Apabila Rasulullah shallallahu ‘alaihi
wasallam memerintahkan sesuatu, pastilah sesuatu itu baik bagi umatnya.
Sebaliknya, jika beliau melarang sesuatu, pastilah sesuatu itu buruk
bagi umatnya.
Namun, sering kali manusia tidak
mengindahkan petunjuk dan larangan yang telah digariskan beliau. Banyak
perintah yang tidak ditaati dan banyak larangan yang dilanggar. Di
antaranya, dua larangan berikut ini.
اِنَّمَا نَهَيْتُ عَنْ صَوْتَيْنِ أَحْمَقَيْنِ فَاجِرَيْنِ صَوْتُ مِزْمَارٍ عِنْدَ نِعْمَةٍ وَ صَوْتُ رَنَّةٍ عِنْدَ مُصِيْبَةٍ
“Sesungguhnya aku melarang dua suara
yang paling bodoh dan keji, yakni suara seruling ketika sedang mendapat
nikmat dan suara tangis yang keras ketika mendapat musibah” (HR. Tirmidzi dan Baihaqi; hasan)
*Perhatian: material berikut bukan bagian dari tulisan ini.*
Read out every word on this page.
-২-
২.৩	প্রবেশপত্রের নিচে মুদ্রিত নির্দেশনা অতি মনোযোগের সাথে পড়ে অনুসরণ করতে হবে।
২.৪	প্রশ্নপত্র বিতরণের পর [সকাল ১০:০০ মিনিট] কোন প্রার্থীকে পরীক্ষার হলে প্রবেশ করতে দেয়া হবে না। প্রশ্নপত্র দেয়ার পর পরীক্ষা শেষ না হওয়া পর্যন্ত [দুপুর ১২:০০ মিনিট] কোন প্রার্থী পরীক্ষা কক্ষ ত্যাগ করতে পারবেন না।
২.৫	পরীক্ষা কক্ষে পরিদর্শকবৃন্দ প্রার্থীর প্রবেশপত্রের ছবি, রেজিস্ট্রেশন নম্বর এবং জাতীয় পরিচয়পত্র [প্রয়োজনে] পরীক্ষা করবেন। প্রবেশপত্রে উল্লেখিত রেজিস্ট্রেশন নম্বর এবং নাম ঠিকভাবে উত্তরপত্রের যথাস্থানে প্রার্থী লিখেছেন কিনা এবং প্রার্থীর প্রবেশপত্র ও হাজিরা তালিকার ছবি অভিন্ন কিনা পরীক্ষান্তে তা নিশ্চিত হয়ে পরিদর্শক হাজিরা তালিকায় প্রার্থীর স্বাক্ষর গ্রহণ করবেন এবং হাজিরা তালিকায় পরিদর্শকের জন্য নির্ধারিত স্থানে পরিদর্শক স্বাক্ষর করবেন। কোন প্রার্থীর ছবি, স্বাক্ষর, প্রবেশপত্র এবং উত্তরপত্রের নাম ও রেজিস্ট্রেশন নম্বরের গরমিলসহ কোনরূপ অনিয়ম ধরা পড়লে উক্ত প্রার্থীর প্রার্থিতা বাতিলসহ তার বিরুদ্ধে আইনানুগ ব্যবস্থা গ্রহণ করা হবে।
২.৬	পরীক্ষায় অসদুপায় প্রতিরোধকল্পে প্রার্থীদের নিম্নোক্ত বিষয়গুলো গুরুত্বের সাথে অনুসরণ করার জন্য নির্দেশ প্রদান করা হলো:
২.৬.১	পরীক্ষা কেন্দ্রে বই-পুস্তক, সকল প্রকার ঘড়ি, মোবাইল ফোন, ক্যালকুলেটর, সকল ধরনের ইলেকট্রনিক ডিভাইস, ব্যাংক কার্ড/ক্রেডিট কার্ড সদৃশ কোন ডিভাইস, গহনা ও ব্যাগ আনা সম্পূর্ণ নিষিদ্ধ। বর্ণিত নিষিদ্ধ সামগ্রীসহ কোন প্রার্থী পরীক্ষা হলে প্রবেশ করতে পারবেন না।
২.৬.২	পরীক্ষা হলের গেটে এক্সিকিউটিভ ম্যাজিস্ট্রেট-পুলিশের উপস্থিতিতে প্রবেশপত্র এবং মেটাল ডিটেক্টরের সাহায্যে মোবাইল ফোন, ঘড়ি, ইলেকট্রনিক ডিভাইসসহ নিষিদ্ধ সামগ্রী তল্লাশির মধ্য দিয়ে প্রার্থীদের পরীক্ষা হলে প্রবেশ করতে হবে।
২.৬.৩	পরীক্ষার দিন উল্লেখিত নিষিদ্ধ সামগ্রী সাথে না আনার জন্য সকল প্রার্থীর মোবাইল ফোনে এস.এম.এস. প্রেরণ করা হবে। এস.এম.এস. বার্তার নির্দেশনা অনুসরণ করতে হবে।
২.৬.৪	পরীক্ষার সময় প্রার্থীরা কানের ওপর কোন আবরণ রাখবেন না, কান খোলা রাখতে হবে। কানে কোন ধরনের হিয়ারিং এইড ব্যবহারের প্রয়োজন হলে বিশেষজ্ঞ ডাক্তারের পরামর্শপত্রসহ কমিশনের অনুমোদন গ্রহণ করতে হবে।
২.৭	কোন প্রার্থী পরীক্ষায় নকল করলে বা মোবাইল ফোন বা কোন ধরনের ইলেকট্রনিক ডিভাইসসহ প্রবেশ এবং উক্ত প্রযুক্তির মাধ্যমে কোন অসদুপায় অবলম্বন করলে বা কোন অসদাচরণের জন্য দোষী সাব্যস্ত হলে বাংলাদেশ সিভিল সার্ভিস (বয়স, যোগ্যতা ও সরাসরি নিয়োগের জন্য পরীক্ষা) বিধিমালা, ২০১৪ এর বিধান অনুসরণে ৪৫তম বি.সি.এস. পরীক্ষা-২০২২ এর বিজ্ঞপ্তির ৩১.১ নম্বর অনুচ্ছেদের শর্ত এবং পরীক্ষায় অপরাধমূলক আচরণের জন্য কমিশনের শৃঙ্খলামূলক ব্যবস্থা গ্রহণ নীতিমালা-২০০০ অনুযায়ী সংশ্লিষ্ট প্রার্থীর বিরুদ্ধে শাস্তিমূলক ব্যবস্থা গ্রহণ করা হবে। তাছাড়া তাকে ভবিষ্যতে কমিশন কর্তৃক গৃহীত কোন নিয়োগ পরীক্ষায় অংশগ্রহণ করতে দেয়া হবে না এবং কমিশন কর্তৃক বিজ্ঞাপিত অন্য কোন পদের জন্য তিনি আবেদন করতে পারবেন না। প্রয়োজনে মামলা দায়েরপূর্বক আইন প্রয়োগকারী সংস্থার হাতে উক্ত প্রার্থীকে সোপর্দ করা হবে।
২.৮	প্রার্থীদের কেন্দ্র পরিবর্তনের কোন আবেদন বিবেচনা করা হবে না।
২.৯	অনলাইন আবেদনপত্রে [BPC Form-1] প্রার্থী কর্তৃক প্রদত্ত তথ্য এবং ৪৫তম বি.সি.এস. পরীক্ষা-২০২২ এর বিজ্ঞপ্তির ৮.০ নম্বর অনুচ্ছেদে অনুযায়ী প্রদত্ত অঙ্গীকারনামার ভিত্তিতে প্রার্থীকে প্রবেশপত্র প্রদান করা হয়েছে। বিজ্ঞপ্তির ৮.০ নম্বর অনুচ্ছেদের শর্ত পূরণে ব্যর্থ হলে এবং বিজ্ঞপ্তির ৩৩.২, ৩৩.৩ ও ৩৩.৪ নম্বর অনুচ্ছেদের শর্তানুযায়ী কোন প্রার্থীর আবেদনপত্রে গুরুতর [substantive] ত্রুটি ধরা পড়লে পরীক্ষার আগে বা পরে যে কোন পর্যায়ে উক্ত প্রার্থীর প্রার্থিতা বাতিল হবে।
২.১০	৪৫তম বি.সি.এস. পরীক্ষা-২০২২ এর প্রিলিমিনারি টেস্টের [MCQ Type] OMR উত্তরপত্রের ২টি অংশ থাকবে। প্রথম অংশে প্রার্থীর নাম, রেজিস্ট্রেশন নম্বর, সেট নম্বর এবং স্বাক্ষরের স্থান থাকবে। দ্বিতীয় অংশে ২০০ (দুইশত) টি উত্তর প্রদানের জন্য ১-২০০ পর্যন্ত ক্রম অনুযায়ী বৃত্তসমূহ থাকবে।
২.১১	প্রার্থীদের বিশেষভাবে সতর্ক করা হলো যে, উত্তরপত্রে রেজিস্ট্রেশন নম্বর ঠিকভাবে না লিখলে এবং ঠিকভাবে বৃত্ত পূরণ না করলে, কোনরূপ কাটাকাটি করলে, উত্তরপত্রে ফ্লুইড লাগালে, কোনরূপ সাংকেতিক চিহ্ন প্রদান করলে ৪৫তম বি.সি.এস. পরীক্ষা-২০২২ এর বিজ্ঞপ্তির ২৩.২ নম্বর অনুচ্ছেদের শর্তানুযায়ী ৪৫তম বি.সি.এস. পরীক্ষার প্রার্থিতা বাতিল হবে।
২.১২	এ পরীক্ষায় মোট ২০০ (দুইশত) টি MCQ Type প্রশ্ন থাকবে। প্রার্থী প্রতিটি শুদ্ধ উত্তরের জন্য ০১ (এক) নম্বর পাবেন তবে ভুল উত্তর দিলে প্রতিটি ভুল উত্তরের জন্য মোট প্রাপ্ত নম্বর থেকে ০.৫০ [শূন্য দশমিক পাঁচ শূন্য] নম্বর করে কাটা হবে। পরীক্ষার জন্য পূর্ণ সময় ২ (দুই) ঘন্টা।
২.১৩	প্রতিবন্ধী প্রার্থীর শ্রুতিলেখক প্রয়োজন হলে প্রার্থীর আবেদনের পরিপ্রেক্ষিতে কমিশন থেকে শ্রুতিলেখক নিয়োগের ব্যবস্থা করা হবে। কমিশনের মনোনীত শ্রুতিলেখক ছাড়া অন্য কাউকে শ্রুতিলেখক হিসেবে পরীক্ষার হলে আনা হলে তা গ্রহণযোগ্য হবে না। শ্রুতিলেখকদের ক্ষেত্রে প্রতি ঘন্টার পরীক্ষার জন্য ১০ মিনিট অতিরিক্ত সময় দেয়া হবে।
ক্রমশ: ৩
Suara seruling ketika sedang mendapat nikmat
Alangkah sering hal ini dilanggar oleh
umat Islam. Seakan-akan dianggap hal yang biasa dan boleh-boleh saja.
Padahal sesungguhnya ini dilarang Rasulullah dan digelari dengan paling
bodoh dan keji.Kita lihat saat keluarga muslim
mendapatkan nikmat pernikahan. Walimah yang seharusnya menjadi wujud
rasa syukur dan bentuk pengumuman kepada khalayak bahwa si Fulan dan
Fulanah menikah, berubah menjadi ajang hiburan yang di dalamnya ada hal
terlarang.
Diputarnya musik-musik yang diiringi
seruling merupakan hal yang sering terjadi di masyarakat kita saat
walimah atau acara lainnya. Bahkan sebagian orang bukan hanya memutar
musik melalui kaset namun mengundang band atau elektone dan sejenisnya
yang secara live menghadirkan suguhan musik termasuk seruling.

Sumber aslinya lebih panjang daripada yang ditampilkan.